You need to feed them an enormous amount of real-world footage, like videos, images, and sensor data across every condition imaginable. Then neural networks with billions of parameters digest all of it to extract the underlying rules of how things move, how depth works, and how one action leads to another.
It costs millions of dollars in compute alone, before a single robot takes a step.
The working formula
World models work through three connected pieces.
1. Perception
First, it needs to see. Computer vision encoders are essentially the model’s eyes, translating raw sensory input into something the system can work with internally. Like how your eyes hand your brain a processed, compressed signal.
2. Memory
Then it needs to hold a sense of where things currently stand. Not just what it saw a moment ago, but the full context of the situation. This is the model’s running understanding of the present state of the world.
3. Prediction
Finally, and most crucially, it simulates what happens next. Given the current state of things and a possible action, a world model runs the scenario forward. Not by looking up an answer, but by having internalized enough about how reality works to generate a plausible future.
What are the possible use cases of world models?
World models are arguably the most important step towards artificial general intelligence (AGI). They are more important than chatbots, generative AI, and other branches of AI.
When a robot can simulate “what happens if I do this” before doing it, something fundamental shifts. It stops being a very sophisticated rule-follower and starts resembling something closer to an agent with judgment.
Self-driving cars
Autonomous vehicles are the most visible use cases of world models. They let developers generate endless synthetic scenarios without putting a single test car on a real road. The vehicle learns from situations that haven’t happened yet, which is exactly what safe autonomous driving requires.
Robotics
Similarly, robotics is where it gets quietly profound. Robots trained with world models can practice thousands of tasks in virtual simulation before touching anything real. What used to require expensive, risky real-world trials can now happen overnight in a simulator.
Video analytics
Video analytics is another less glamorous, but enormously practical application. World models can watch live and recorded video at scale and actually understand what’s happening.
Conclusion
World models, in essence, aren’t a new idea. As an idea, they have been floating around since forever. But their genesis really began with Craik’s monumental work, even before AI was coined as a term. But they are now truly in the mainstream scene.

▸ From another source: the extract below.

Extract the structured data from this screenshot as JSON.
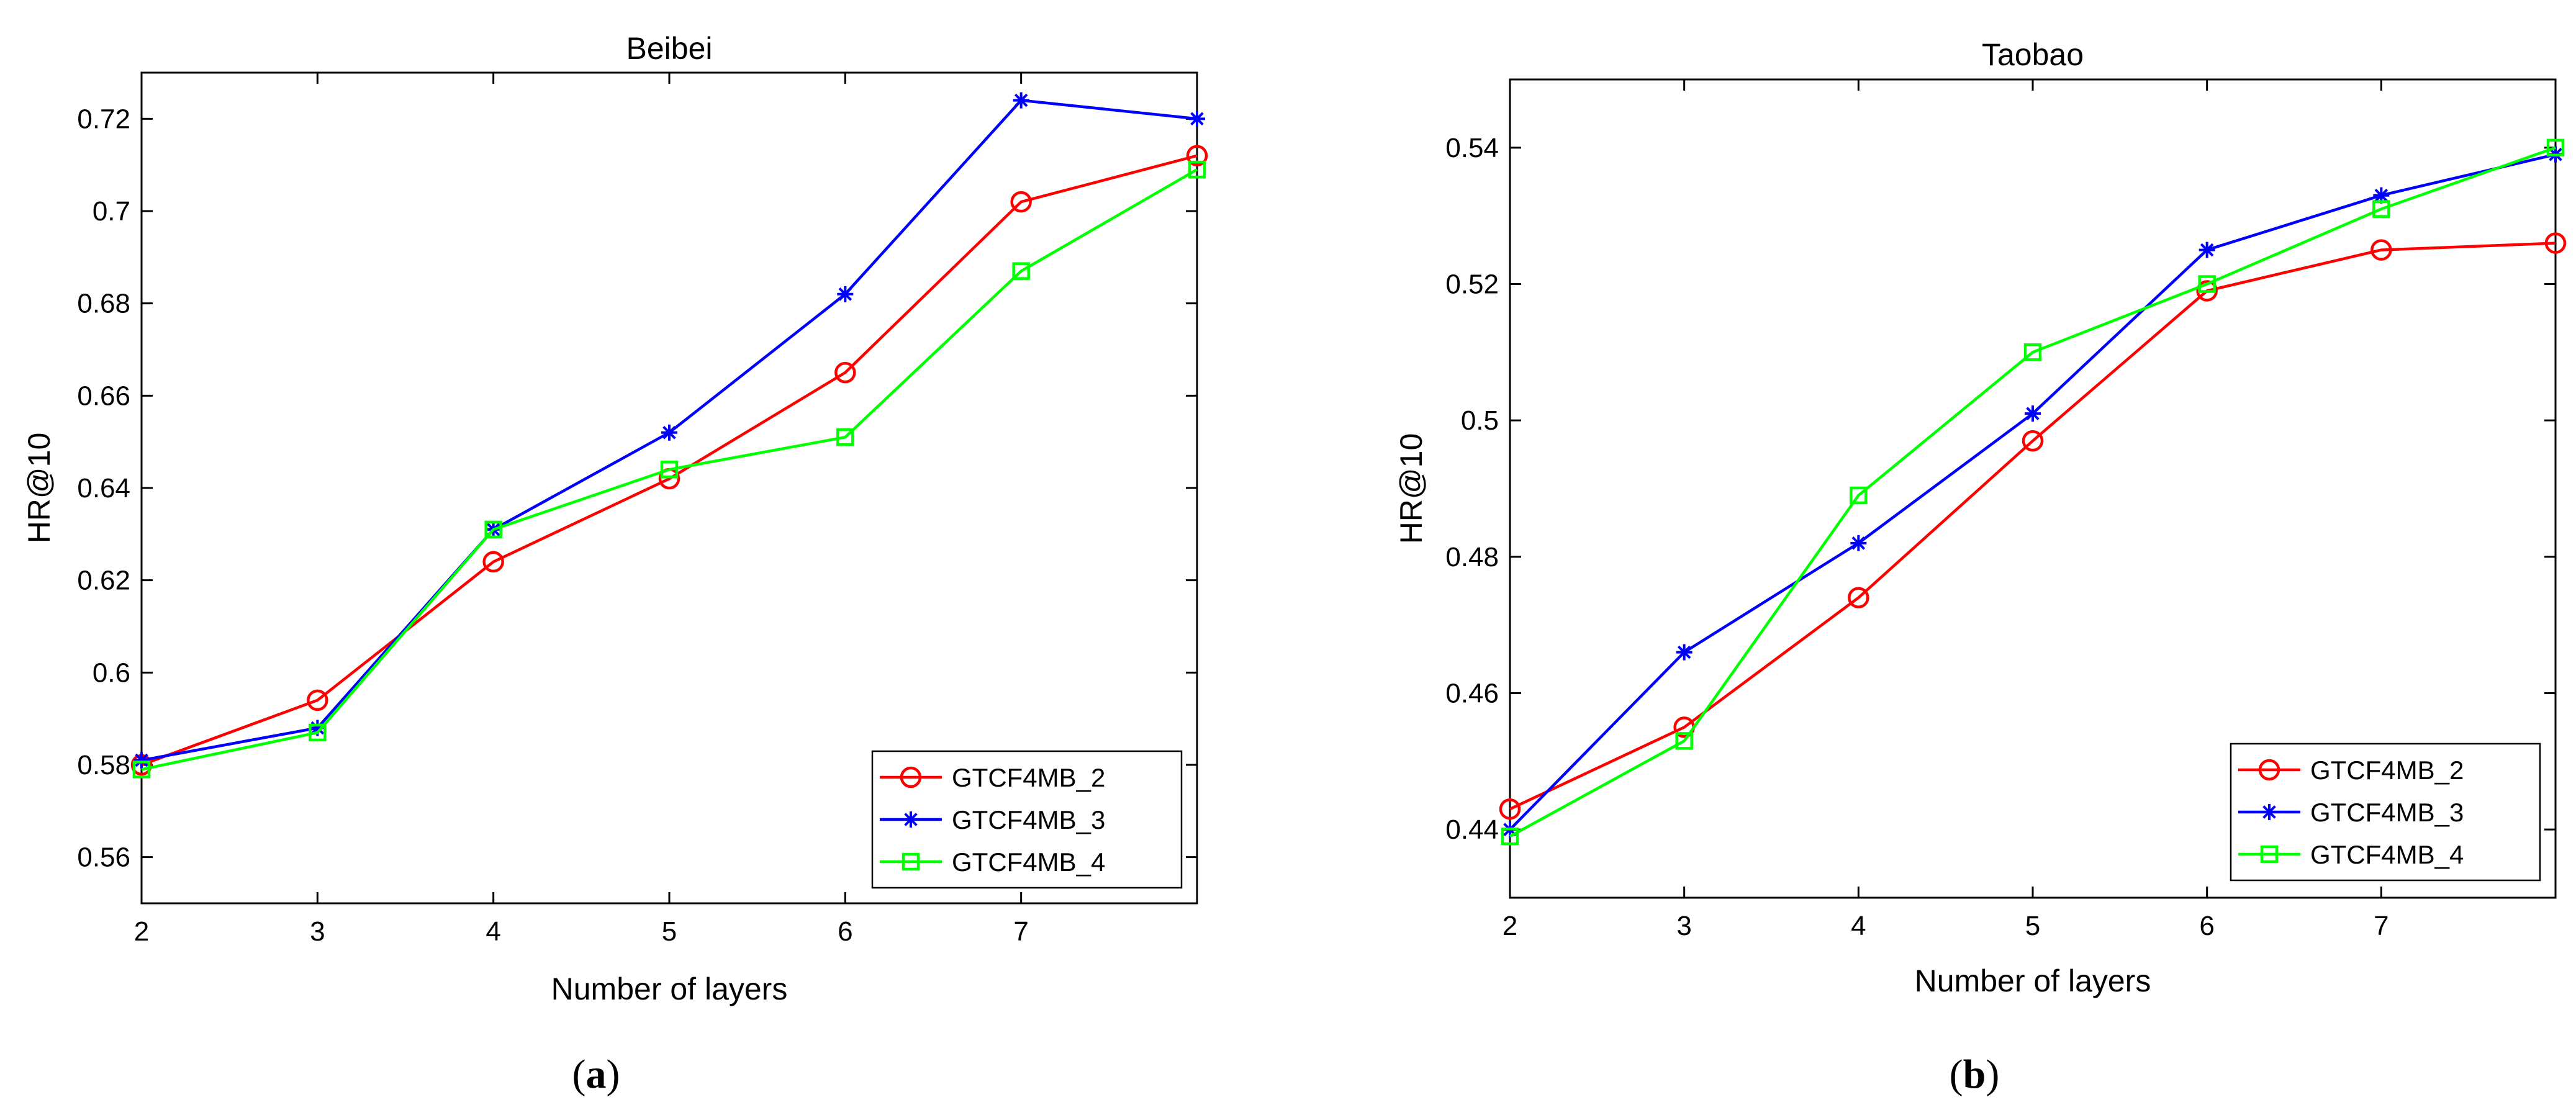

Their comeback is due to the increasing integration of AI in our daily lives. It is imperative for AI systems to understand our physical world if we truly want to progress into an AI-driven future. But there are still many challenges to overcome.

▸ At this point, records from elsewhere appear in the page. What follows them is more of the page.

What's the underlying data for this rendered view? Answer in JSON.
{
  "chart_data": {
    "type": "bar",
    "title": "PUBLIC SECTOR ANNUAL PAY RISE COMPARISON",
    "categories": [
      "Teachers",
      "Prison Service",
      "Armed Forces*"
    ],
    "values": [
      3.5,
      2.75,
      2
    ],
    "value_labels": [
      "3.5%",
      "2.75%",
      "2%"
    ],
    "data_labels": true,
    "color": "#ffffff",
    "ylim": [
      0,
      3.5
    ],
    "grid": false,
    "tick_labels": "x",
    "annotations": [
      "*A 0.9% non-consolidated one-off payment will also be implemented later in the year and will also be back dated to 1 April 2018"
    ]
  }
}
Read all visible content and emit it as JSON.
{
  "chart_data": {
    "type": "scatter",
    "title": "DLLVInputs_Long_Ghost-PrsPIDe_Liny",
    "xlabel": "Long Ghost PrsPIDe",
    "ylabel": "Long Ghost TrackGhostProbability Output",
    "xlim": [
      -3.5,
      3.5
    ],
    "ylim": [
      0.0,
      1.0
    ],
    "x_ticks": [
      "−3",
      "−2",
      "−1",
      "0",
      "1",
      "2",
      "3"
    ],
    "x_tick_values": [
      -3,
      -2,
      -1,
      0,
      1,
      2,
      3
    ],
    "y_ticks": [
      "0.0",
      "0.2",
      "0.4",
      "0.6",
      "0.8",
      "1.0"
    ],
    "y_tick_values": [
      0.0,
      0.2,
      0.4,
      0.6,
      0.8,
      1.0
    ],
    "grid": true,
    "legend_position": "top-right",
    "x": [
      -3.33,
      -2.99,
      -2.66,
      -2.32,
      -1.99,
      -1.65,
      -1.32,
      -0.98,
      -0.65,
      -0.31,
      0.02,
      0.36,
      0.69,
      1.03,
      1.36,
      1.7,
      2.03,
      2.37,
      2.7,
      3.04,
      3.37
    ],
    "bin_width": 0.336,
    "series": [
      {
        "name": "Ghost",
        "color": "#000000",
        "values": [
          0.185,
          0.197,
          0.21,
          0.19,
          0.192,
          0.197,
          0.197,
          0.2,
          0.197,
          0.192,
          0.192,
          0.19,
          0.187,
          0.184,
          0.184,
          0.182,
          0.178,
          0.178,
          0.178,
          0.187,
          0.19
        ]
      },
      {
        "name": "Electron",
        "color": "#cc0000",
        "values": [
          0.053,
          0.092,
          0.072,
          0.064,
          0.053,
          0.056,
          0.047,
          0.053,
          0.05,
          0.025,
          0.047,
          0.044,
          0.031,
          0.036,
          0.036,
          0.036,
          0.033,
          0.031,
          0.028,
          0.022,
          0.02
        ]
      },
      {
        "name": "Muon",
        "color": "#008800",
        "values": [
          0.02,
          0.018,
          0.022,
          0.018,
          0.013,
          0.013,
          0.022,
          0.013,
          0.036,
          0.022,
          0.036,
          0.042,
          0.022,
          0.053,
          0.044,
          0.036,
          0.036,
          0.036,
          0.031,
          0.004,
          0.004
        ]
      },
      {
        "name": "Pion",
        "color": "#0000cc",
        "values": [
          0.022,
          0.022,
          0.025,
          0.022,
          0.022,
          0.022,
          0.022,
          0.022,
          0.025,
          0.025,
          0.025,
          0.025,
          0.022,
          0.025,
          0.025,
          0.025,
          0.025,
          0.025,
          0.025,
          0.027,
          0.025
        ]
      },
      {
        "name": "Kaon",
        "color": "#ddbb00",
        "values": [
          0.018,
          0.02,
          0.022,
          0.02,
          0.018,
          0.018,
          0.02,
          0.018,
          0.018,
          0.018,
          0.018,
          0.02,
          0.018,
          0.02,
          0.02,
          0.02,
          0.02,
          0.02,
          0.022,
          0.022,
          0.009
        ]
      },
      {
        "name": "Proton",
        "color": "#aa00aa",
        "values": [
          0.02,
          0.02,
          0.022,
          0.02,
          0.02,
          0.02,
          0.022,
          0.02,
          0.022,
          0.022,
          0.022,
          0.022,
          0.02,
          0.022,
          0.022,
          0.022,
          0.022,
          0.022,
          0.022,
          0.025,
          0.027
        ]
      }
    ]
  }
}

Both hardware and software will have to rapidly become strong enough to mimic our mind’s intuition of the real world that we take for granted.
This piece was based on our first-hand experience working with the latest tech in physical AI. In our opinion, language and code aren’t enough to reach the final stage of physical AI. It is only possible through world models, and we are eagerly waiting to see how they evolve.

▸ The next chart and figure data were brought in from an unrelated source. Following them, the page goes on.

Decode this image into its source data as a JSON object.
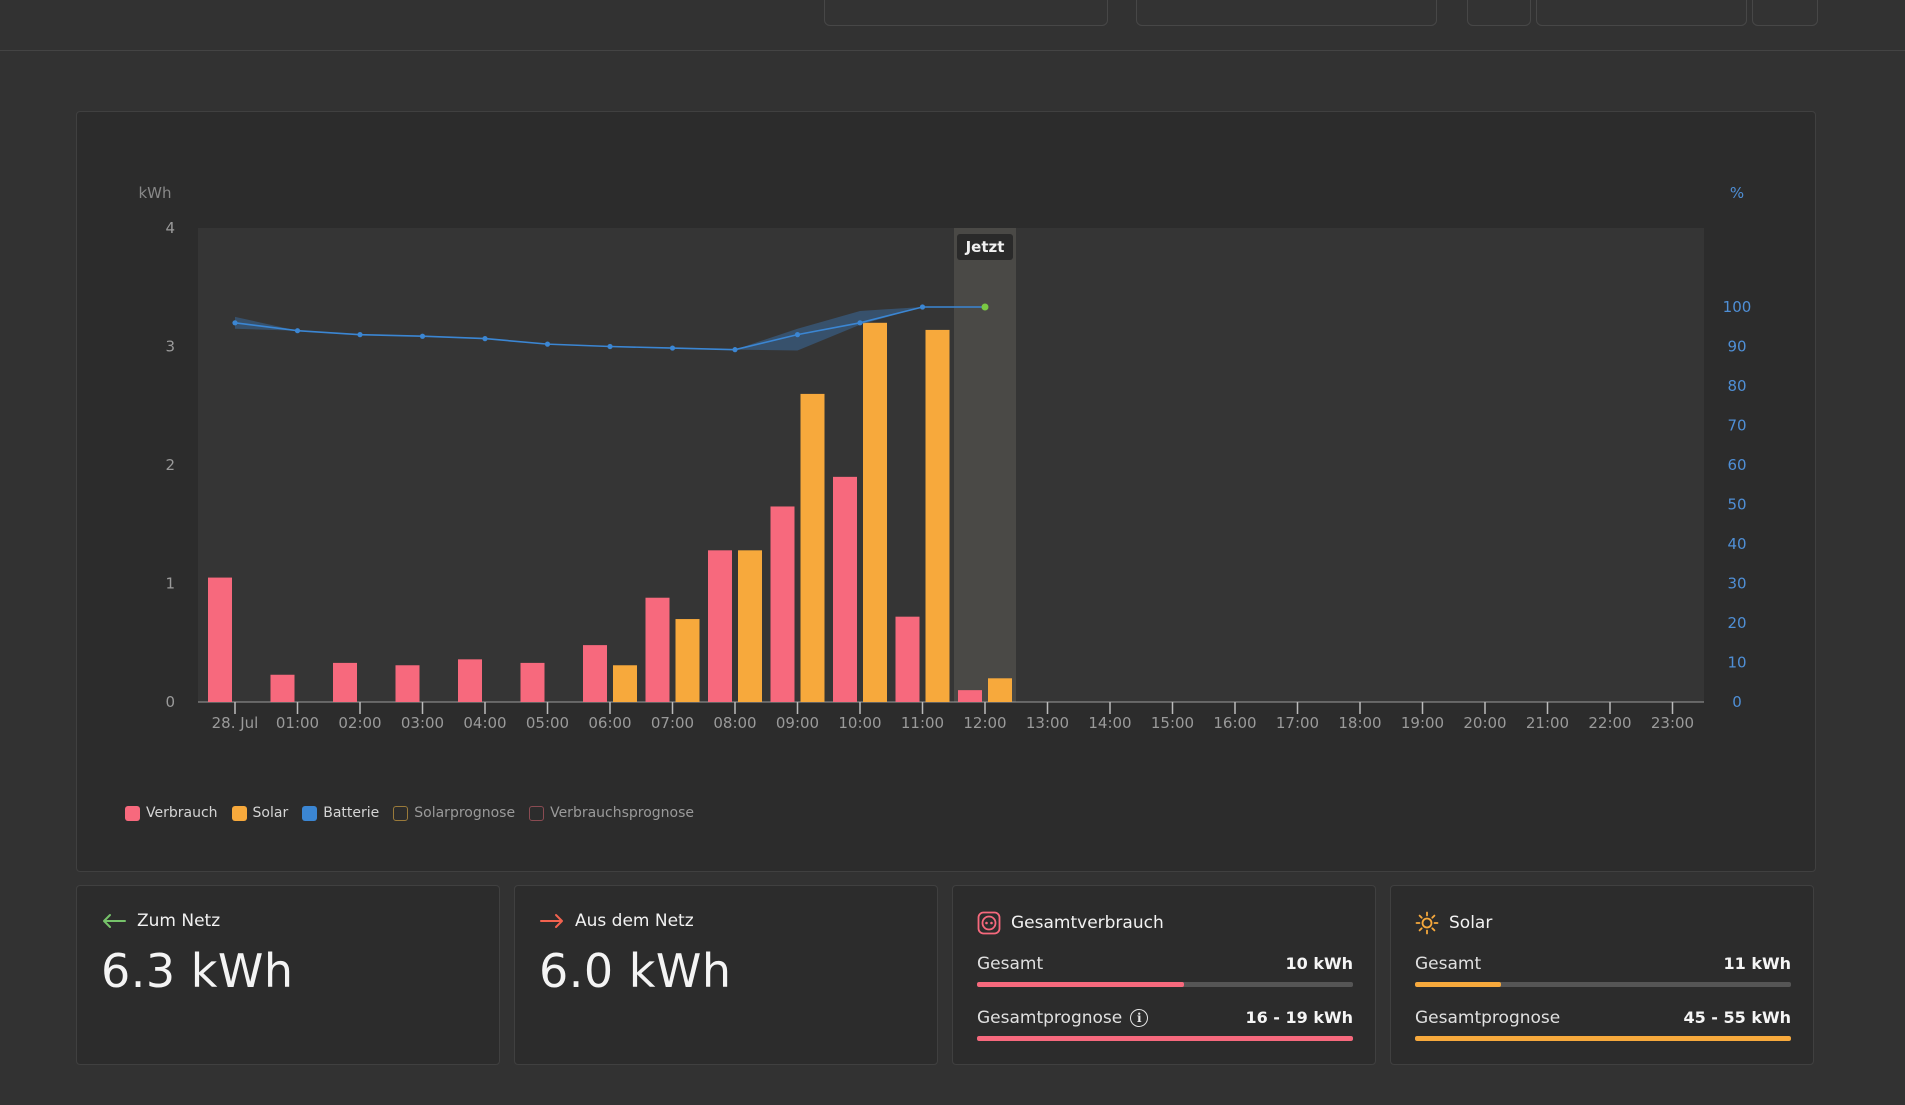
{
  "chart_data": {
    "type": "bar",
    "y_left_label": "kWh",
    "y_right_label": "%",
    "y_left_ticks": [
      "0",
      "1",
      "2",
      "3",
      "4"
    ],
    "y_left_range": [
      0,
      4
    ],
    "y_right_ticks": [
      "0",
      "10",
      "20",
      "30",
      "40",
      "50",
      "60",
      "70",
      "80",
      "90",
      "100"
    ],
    "y_right_range": [
      0,
      120
    ],
    "x_ticks": [
      "28. Jul",
      "01:00",
      "02:00",
      "03:00",
      "04:00",
      "05:00",
      "06:00",
      "07:00",
      "08:00",
      "09:00",
      "10:00",
      "11:00",
      "12:00",
      "13:00",
      "14:00",
      "15:00",
      "16:00",
      "17:00",
      "18:00",
      "19:00",
      "20:00",
      "21:00",
      "22:00",
      "23:00"
    ],
    "now_label": "Jetzt",
    "now_hour": 12,
    "series": [
      {
        "name": "Verbrauch",
        "color": "#f7697d",
        "values": [
          1.05,
          0.23,
          0.33,
          0.31,
          0.36,
          0.33,
          0.48,
          0.88,
          1.28,
          1.65,
          1.9,
          0.72,
          0.1,
          null,
          null,
          null,
          null,
          null,
          null,
          null,
          null,
          null,
          null,
          null
        ]
      },
      {
        "name": "Solar",
        "color": "#f7a93c",
        "values": [
          null,
          null,
          null,
          null,
          null,
          null,
          0.31,
          0.7,
          1.28,
          2.6,
          3.2,
          3.14,
          0.2,
          null,
          null,
          null,
          null,
          null,
          null,
          null,
          null,
          null,
          null,
          null
        ]
      }
    ],
    "battery": {
      "name": "Batterie",
      "color": "#3b86d3",
      "points": [
        [
          0,
          96
        ],
        [
          1,
          94
        ],
        [
          2,
          93
        ],
        [
          3,
          92.6
        ],
        [
          4,
          92
        ],
        [
          5,
          90.6
        ],
        [
          6,
          90
        ],
        [
          7,
          89.6
        ],
        [
          8,
          89.2
        ],
        [
          9,
          93
        ],
        [
          10,
          96
        ],
        [
          11,
          100
        ],
        [
          12,
          100
        ]
      ],
      "band": [
        [
          0,
          97.5,
          94.5
        ],
        [
          1,
          94,
          94
        ],
        [
          8,
          89.2,
          89.2
        ],
        [
          9,
          94.5,
          89
        ],
        [
          10,
          99,
          95.5
        ],
        [
          11,
          100,
          100
        ]
      ]
    }
  },
  "legend": [
    {
      "label": "Verbrauch",
      "color": "#f7697d",
      "filled": true
    },
    {
      "label": "Solar",
      "color": "#f7a93c",
      "filled": true
    },
    {
      "label": "Batterie",
      "color": "#3b86d3",
      "filled": true
    },
    {
      "label": "Solarprognose",
      "color": "#9a7a3a",
      "filled": false
    },
    {
      "label": "Verbrauchsprognose",
      "color": "#8a4b52",
      "filled": false
    }
  ],
  "cards": {
    "to_grid": {
      "title": "Zum Netz",
      "value": "6.3 kWh",
      "arrow_color": "#76c36a"
    },
    "from_grid": {
      "title": "Aus dem Netz",
      "value": "6.0 kWh",
      "arrow_color": "#f2624f"
    },
    "consumption": {
      "title": "Gesamtverbrauch",
      "icon_color": "#f7697d",
      "total_label": "Gesamt",
      "total_value": "10 kWh",
      "total_fill": 0.55,
      "forecast_label": "Gesamtprognose",
      "forecast_value": "16 - 19 kWh",
      "forecast_fill": 1.0,
      "bar_color": "#f7697d"
    },
    "solar": {
      "title": "Solar",
      "icon_color": "#f7a93c",
      "total_label": "Gesamt",
      "total_value": "11 kWh",
      "total_fill": 0.23,
      "forecast_label": "Gesamtprognose",
      "forecast_value": "45 - 55 kWh",
      "forecast_fill": 1.0,
      "bar_color": "#f7a93c"
    }
  }
}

Contact us at [email protected] to talk to our physical AI experts if you want professional insights regarding your own projects.
FAQs
World models in AI are systems that learn how the real world works, like how objects move, interact, and change. Instead of just processing language, they build an internal simulation of reality to predict what will happen next and help make decisions.
World models are the next big thing in AI because they enable machines to understand and interact with the real world, not just process text. Predicting how environments evolve and how actions lead to outcomes can unlock breakthroughs in robotics, autonomous systems, and truly intelligent decision-making.
LLMs are trained on text and focus on predicting words, so they understand the world indirectly through language patterns. On the other hand, world models learn from real-world data and focus on predicting how environments change.